10:00 - He should have had enough of having his belly tickled by now, so you can have yourself a nice cup of tea and a biscuit, and watch Jeremy Kyle or something on the telly. But don't turn the volume up too high, because Charlie can't stand Jeremy Kyle. If the Coronation Street Omnibus Edition is on, put that on. Charlie likes that.

11:00 - I've left a bit of fillet steak in the fridge. Medium rare. Give him that. Don't give him onions with that because they give him the shits. Top his water bowl up with bottled Malvern spring water. Don't give him tap water. He hates tap water and it will give him the hump.

12:15 - Get Charlie's lead and take him out for a walk. If he isn't jumping up and down wagging his tail like a right nutter and slobbering all over the shop, there's something wrong. If this is the case, ring me on me mobile.

12:17 - Turn left at the front gate, and walk down the road past the shops. He usually stops by the telephone box to strain his neck.
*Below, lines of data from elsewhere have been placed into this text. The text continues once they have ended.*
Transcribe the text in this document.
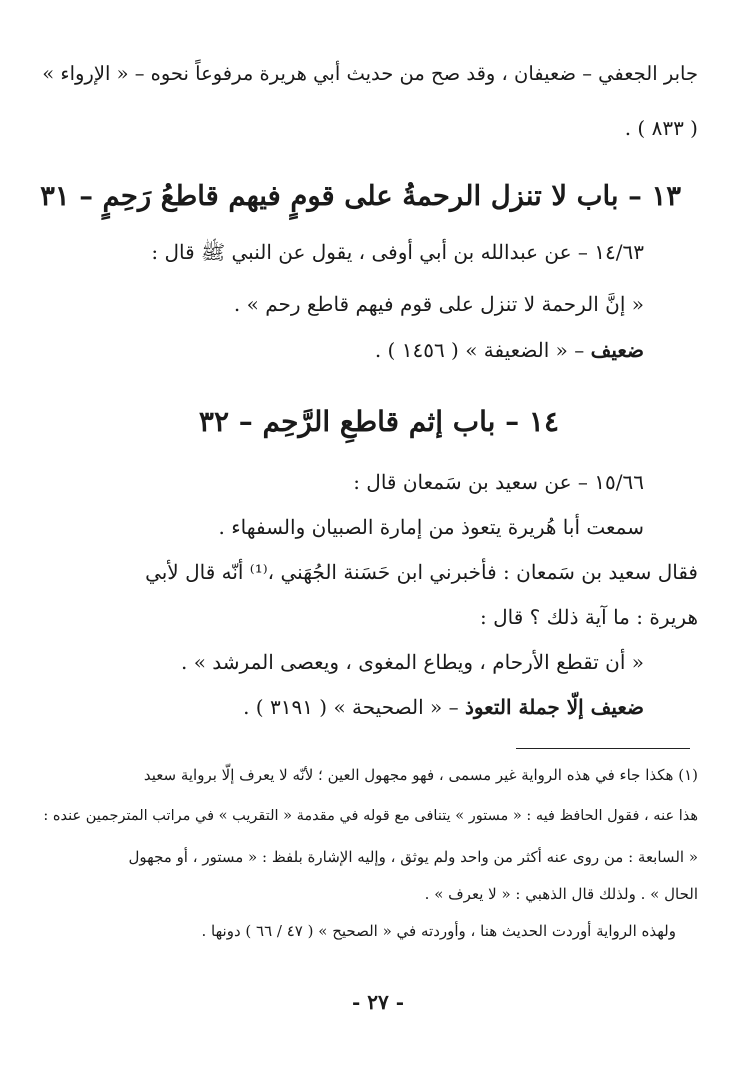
جابر الجعفي – ضعيفان ، وقد صح من حديث أبي هريرة مرفوعاً نحوه – « الإرواء »
( ٨٣٣ ) .
١٣ – باب لا تنزل الرحمةُ على قومٍ فيهم قاطعُ رَحِمٍ – ٣١
١٤/٦٣ – عن عبدالله بن أبي أوفى ، يقول عن النبي ﷺ قال :
« إنَّ الرحمة لا تنزل على قوم فيهم قاطع رحم » .
ضعيف – « الضعيفة » ( ١٤٥٦ ) .
١٤ – باب إثم قاطعِ الرَّحِم – ٣٢
١٥/٦٦ – عن سعيد بن سَمعان قال :
سمعت أبا هُريرة يتعوذ من إمارة الصبيان والسفهاء .
فقال سعيد بن سَمعان : فأخبرني ابن حَسَنة الجُهَني ،⁽¹⁾ أنّه قال لأبي
هريرة : ما آية ذلك ؟ قال :
« أن تقطع الأرحام ، ويطاع المغوى ، ويعصى المرشد » .
ضعيف إلّا جملة التعوذ – « الصحيحة » ( ٣١٩١ ) .
(١) هكذا جاء في هذه الرواية غير مسمى ، فهو مجهول العين ؛ لأنّه لا يعرف إلّا برواية سعيد
هذا عنه ، فقول الحافظ فيه : « مستور » يتنافى مع قوله في مقدمة « التقريب » في مراتب المترجمين عنده :
« السابعة : من روى عنه أكثر من واحد ولم يوثق ، وإليه الإشارة بلفظ : « مستور ، أو مجهول
الحال » . ولذلك قال الذهبي : « لا يعرف » .
ولهذه الرواية أوردت الحديث هنا ، وأوردته في « الصحيح » ( ٤٧ / ٦٦ ) دونها .
- ٢٧ -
Be sure to scoop the shit up and dispose of it in the designated shit bin outside the bookies. Keep turning left until you get back home.
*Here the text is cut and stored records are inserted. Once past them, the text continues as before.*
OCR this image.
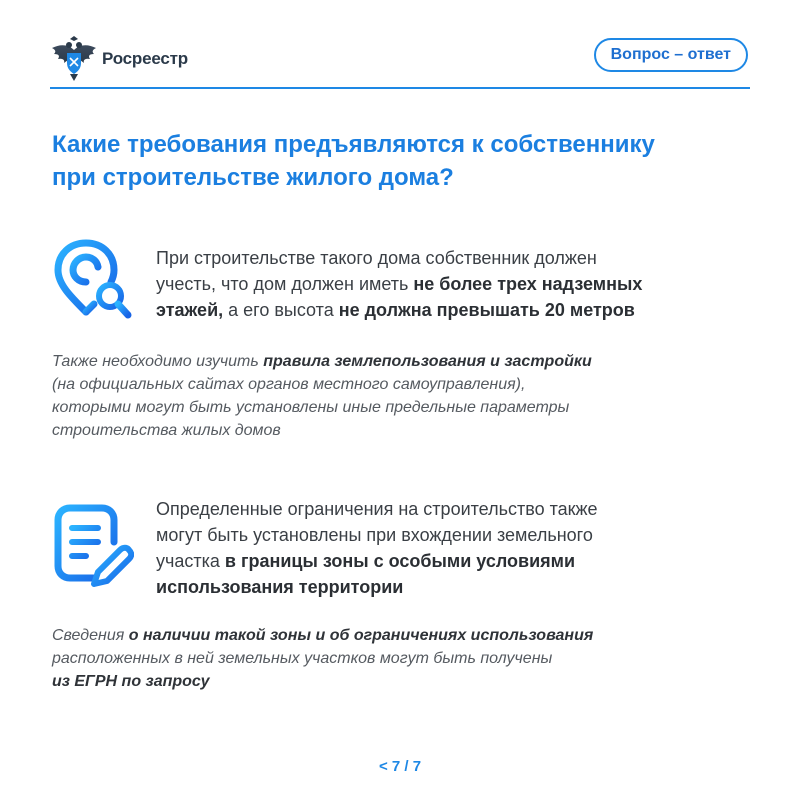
Росреестр	Вопрос – ответ
Какие требования предъявляются к собственнику
при строительстве жилого дома?
При строительстве такого дома собственник должен
учесть, что дом должен иметь не более трех надземных
этажей, а его высота не должна превышать 20 метров
Также необходимо изучить правила землепользования и застройки
(на официальных сайтах органов местного самоуправления),
которыми могут быть установлены иные предельные параметры
строительства жилых домов
Определенные ограничения на строительство также
могут быть установлены при вхождении земельного
участка в границы зоны с особыми условиями
использования территории
Сведения о наличии такой зоны и об ограничениях использования
расположенных в ней земельных участков могут быть получены
из ЕГРН по запросу
< 7 / 7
13:30 - Put Charlie in his cage for his afternoon nap. He hates having afternoon naps, but if he doesn't have one, he'll have the hump for the rest of the day. You'll have to coax him into his cage with a handfull of the doggy biscuits out of the yellow box. For God's sake don't give him the ones out of the red box. He only ever has those ones first thing. Any other time and they give him the hump. Once you've coaxed him in there, close the curtains, and if he hasn't got the hump, he'll fall asleep for a couple of hours.
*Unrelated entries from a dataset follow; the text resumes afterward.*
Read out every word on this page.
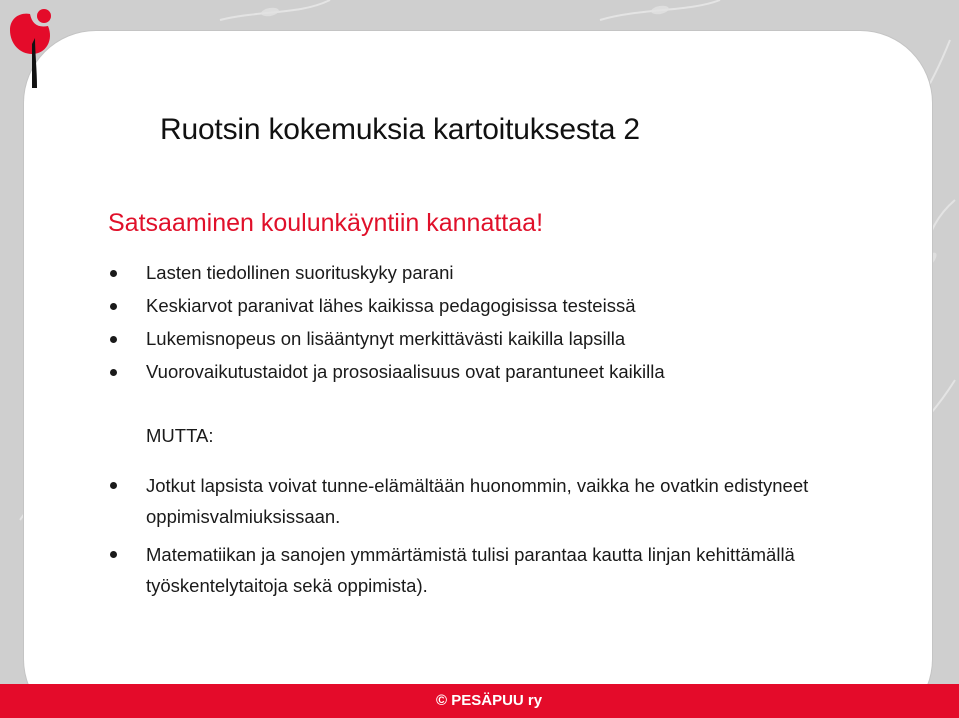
Ruotsin kokemuksia kartoituksesta 2
Satsaaminen koulunkäyntiin kannattaa!
Lasten tiedollinen suorituskyky parani
Keskiarvot paranivat lähes kaikissa pedagogisissa testeissä
Lukemisnopeus on lisääntynyt merkittävästi kaikilla lapsilla
Vuorovaikutustaidot ja prososiaalisuus ovat parantuneet kaikilla

MUTTA:

Jotkut lapsista voivat tunne-elämältään huonommin, vaikka he ovatkin edistyneet oppimisvalmiuksissaan.
Matematiikan ja sanojen ymmärtämistä tulisi parantaa kautta linjan kehittämällä työskentelytaitoja sekä oppimista).
© PESÄPUU ry
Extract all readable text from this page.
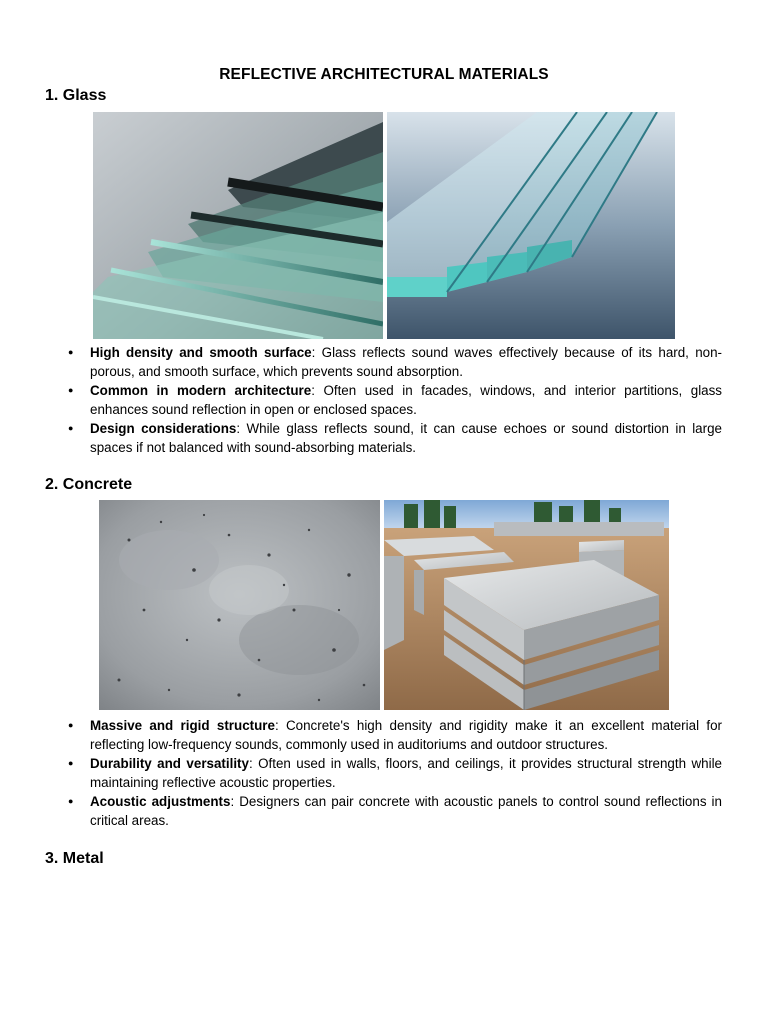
REFLECTIVE ARCHITECTURAL MATERIALS
1. Glass
● High density and smooth surface: Glass reflects sound waves effectively because of its hard, non-porous, and smooth surface, which prevents sound absorption.
● Common in modern architecture: Often used in facades, windows, and interior partitions, glass enhances sound reflection in open or enclosed spaces.
● Design considerations: While glass reflects sound, it can cause echoes or sound distortion in large spaces if not balanced with sound-absorbing materials.
2. Concrete
● Massive and rigid structure: Concrete's high density and rigidity make it an excellent material for reflecting low-frequency sounds, commonly used in auditoriums and outdoor structures.
● Durability and versatility: Often used in walls, floors, and ceilings, it provides structural strength while maintaining reflective acoustic properties.
● Acoustic adjustments: Designers can pair concrete with acoustic panels to control sound reflections in critical areas.
3. Metal
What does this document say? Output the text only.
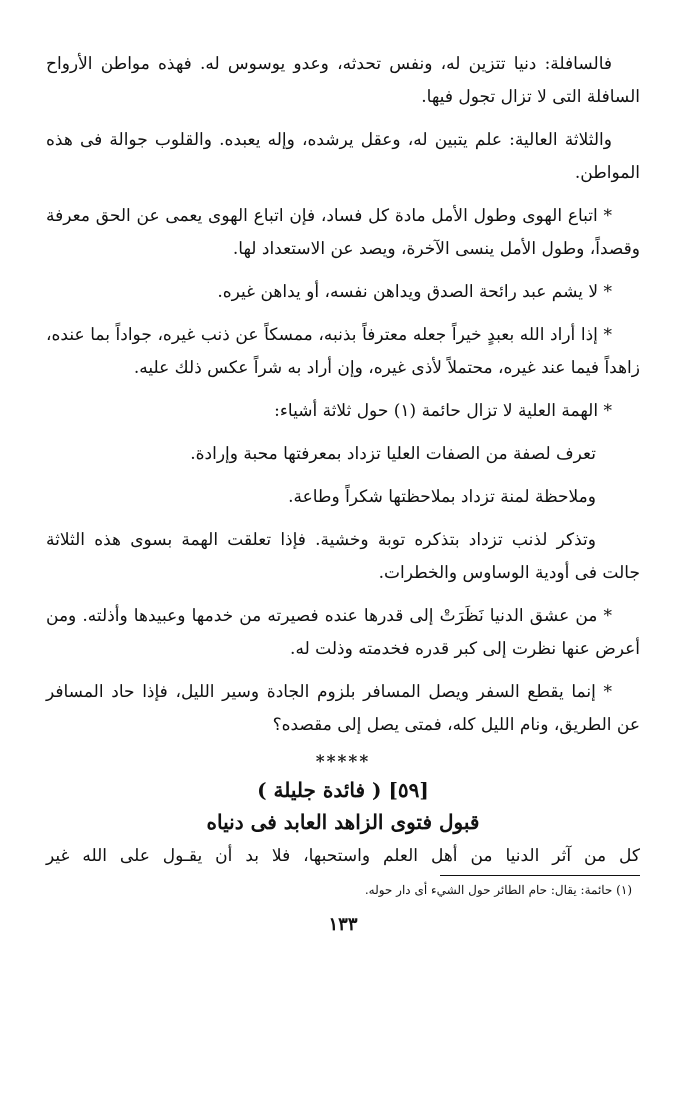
فالسافلة: دنيا تتزين له، ونفس تحدثه، وعدو يوسوس له. فهذه مواطن الأرواح السافلة التى لا تزال تجول فيها.

والثلاثة العالية: علم يتبين له، وعقل يرشده، وإله يعبده. والقلوب جوالة فى هذه المواطن.

* اتباع الهوى وطول الأمل مادة كل فساد، فإن اتباع الهوى يعمى عن الحق معرفة وقصداً، وطول الأمل ينسى الآخرة، ويصد عن الاستعداد لها.

* لا يشم عبد رائحة الصدق ويداهن نفسه، أو يداهن غيره.

* إذا أراد الله بعبدٍ خيراً جعله معترفاً بذنبه، ممسكاً عن ذنب غيره، جواداً بما عنده، زاهداً فيما عند غيره، محتملاً لأذى غيره، وإن أراد به شراً عكس ذلك عليه.

* الهمة العلية لا تزال حائمة (١) حول ثلاثة أشياء:

تعرف لصفة من الصفات العليا تزداد بمعرفتها محبة وإرادة.

وملاحظة لمنة تزداد بملاحظتها شكراً وطاعة.

وتذكر لذنب تزداد بتذكره توبة وخشية. فإذا تعلقت الهمة بسوى هذه الثلاثة جالت فى أودية الوساوس والخطرات.

* من عشق الدنيا نَظَرَتْ إلى قدرها عنده فصيرته من خدمها وعبيدها وأذلته. ومن أعرض عنها نظرت إلى كبر قدره فخدمته وذلت له.

* إنما يقطع السفر ويصل المسافر بلزوم الجادة وسير الليل، فإذا حاد المسافر عن الطريق، ونام الليل كله، فمتى يصل إلى مقصده؟

*****
[٥٩] ( فائدة جليلة )
قبول فتوى الزاهد العابد فى دنياه

كل من آثر الدنيا من أهل العلم واستحبها، فلا بد أن يقـول على الله غير

(١) حائمة: يقال: حام الطائر حول الشيء أى دار حوله.

١٣٣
13:35 - Have your dinner and a brew. We left you a Vesta beef curry in the cupboard. The cooking instructions are on the box. Don't worry about the sell-by date being passed - they're all right. Me and Bunty had one last night and we haven't got the guts trouble. We got a job lot of them from the pound shop in town.

16:00 - Get Charlie up. Coax him out with a handfull of doggy biscuits - either the blue or yellow box will do - he's not fussy, unless you give him the red box ones which will only give him the hump.

16:10 - Tickle his belly for a bit, and be sure to pat him on the head. When he's had enough of that, let him out in the back garden. Keep an eye on him though, and don't let him cock his leg up on the yucca plant. If he does, I'll get the hump.

17:00 - Take him for the same walk as earlier. Make sure he strains his neck by the phone box. You might have to hang around for a bit 'til he's ready, but make sure he strains his neck, or he'll shit on the yucca plant when he gets back. Which will give me the right hump.

18:00 - When you get back, give him the boiled rice and fish which we left in the fridge, and then let him in the back garden. Help yourself to a cuppa and a Vesta beef curry.

19:30 - Let Charlie back in. He should have had enough by now. He'll probably roll about on the floor for a bit wagging his tail like something demented. Be sure to tickle his belly or he'll get the hump.

20:00 - Put the telly on. Charlie likes X-Factor, especially if it's got dogs on it doing tricks or dancing. Don't be alarmed if he growls when Louis Walsh comes on. For some reason, Charlie hates Louis Walsh, so he growls at him. He won't have the hump - he seems to enjoy growling at Louis Walsh.

21:00 - Put Charlie back in his cage, draw the curtains, and turn the telly volume down - especially if you put Match Of The Day on. He growls when he hears Hansen and Shearer. Can't stand them.

23:45 - We should be home by now. So you can piss off back to yours and pour yourself a stiff drink or something.


The story above is a satire or parody. It is entirely fictitious.